As at close of the 2018 marketing season, the country realised about $336 million against US$212 million of 2017 after selling 106 million kgs.
This should be cause for concern as by far, the crop remains the country’s top export crop and major foreign exchange earner.
In 2014, Malawi realised $361 million from sale of 192 million kgs which declined to $337 million in 2015 despite maintaining production amount.
In 2016, production slightly went up to 195 million kgs but earnings fell sharply to $276 million.
Due to the fluctuating revenue, commentators suggest that the country finds a lasting remedy as the leaf is less attractive on the international market following the anti-smoking campaign championed by the World Health Organisation (WHO).
African Institute for Corporate Citizenship Chief Executive Officer, Felix Lombe, said there is time has come for the country to consider diversifying its production base.

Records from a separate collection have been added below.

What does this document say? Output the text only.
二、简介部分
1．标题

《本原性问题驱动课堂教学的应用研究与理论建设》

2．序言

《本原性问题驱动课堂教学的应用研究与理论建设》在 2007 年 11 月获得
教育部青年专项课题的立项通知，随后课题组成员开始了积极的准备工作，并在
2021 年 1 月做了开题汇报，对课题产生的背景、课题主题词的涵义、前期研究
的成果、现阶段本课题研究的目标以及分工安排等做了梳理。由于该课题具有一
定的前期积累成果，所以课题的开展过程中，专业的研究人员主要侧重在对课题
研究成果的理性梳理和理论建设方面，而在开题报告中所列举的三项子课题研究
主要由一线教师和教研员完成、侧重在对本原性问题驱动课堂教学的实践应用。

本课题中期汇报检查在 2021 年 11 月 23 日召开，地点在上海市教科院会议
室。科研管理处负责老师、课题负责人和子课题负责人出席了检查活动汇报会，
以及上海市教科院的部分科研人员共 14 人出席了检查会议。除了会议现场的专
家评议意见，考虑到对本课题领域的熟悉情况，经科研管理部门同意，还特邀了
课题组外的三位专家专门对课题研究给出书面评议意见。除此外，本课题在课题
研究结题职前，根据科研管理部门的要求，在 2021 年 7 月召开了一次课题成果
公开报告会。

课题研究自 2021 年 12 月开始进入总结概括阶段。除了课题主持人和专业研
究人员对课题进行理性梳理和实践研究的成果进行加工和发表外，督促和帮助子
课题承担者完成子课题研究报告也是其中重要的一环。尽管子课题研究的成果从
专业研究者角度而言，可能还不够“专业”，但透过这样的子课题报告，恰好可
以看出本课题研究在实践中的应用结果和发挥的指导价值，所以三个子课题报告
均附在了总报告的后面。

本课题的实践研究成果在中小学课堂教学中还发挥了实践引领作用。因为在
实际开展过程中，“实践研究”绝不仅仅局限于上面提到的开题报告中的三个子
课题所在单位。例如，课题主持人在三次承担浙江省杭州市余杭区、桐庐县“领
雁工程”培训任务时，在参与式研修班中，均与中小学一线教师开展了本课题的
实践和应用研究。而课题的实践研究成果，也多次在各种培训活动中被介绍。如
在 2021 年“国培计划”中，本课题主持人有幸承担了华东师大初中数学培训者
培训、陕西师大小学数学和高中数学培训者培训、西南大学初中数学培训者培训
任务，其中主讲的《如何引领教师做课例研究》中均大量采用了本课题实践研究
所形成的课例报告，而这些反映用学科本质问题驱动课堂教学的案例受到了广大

He said it is not surprising that earnings have gone down by almost 30 percent mainly due to the WHO-championed anti-smoking campaign.
“This is the trend in all countries that rely on tobacco although the decline is less than here in Malawi. The anti-smoking lobby is our big obstacle; issues of quality and over supply are secondary.
“The industry is declining and the question is whether there is another sector picking up to fill the gap left by tobacco and so far there is none unfortunately,” Lombe said.
Tobacco Association of Malawi Chief Executive Officer, Felix Thole said volume and prices have remained unstable for the past 10 years are dependent on market forces.
He said this year, opening of the tobacco market was delayed by about two weeks, a situation that affected prices.
Tobacco Commission (TC) Chief Executive Officer, Kaisi Sadala, said while a decline in earnings from tobacco is a concern, the future of industry remains stable.
“This is why the Government through the TC advocates crop size management by ensuring that we align supply to demand in addition, the industry is repositioning itself to be compliant to global dynamics so that our crop remains competitive,” Sadala said.
Ironically last month as the Commission was enforcing a 75 percent penalty on proceeds from all extra produced tobacco under the new Tobacco Act, the Minister of Agriculture, Irrigation and Water Development waived the enforcement until next season.
He indicated that currently, farmers should be made aware of stipulates of the new law.
The penalty was put in place to caution production of the crop in excess to avert effects of market forces especially reduced prices when the supply supersedes the demand.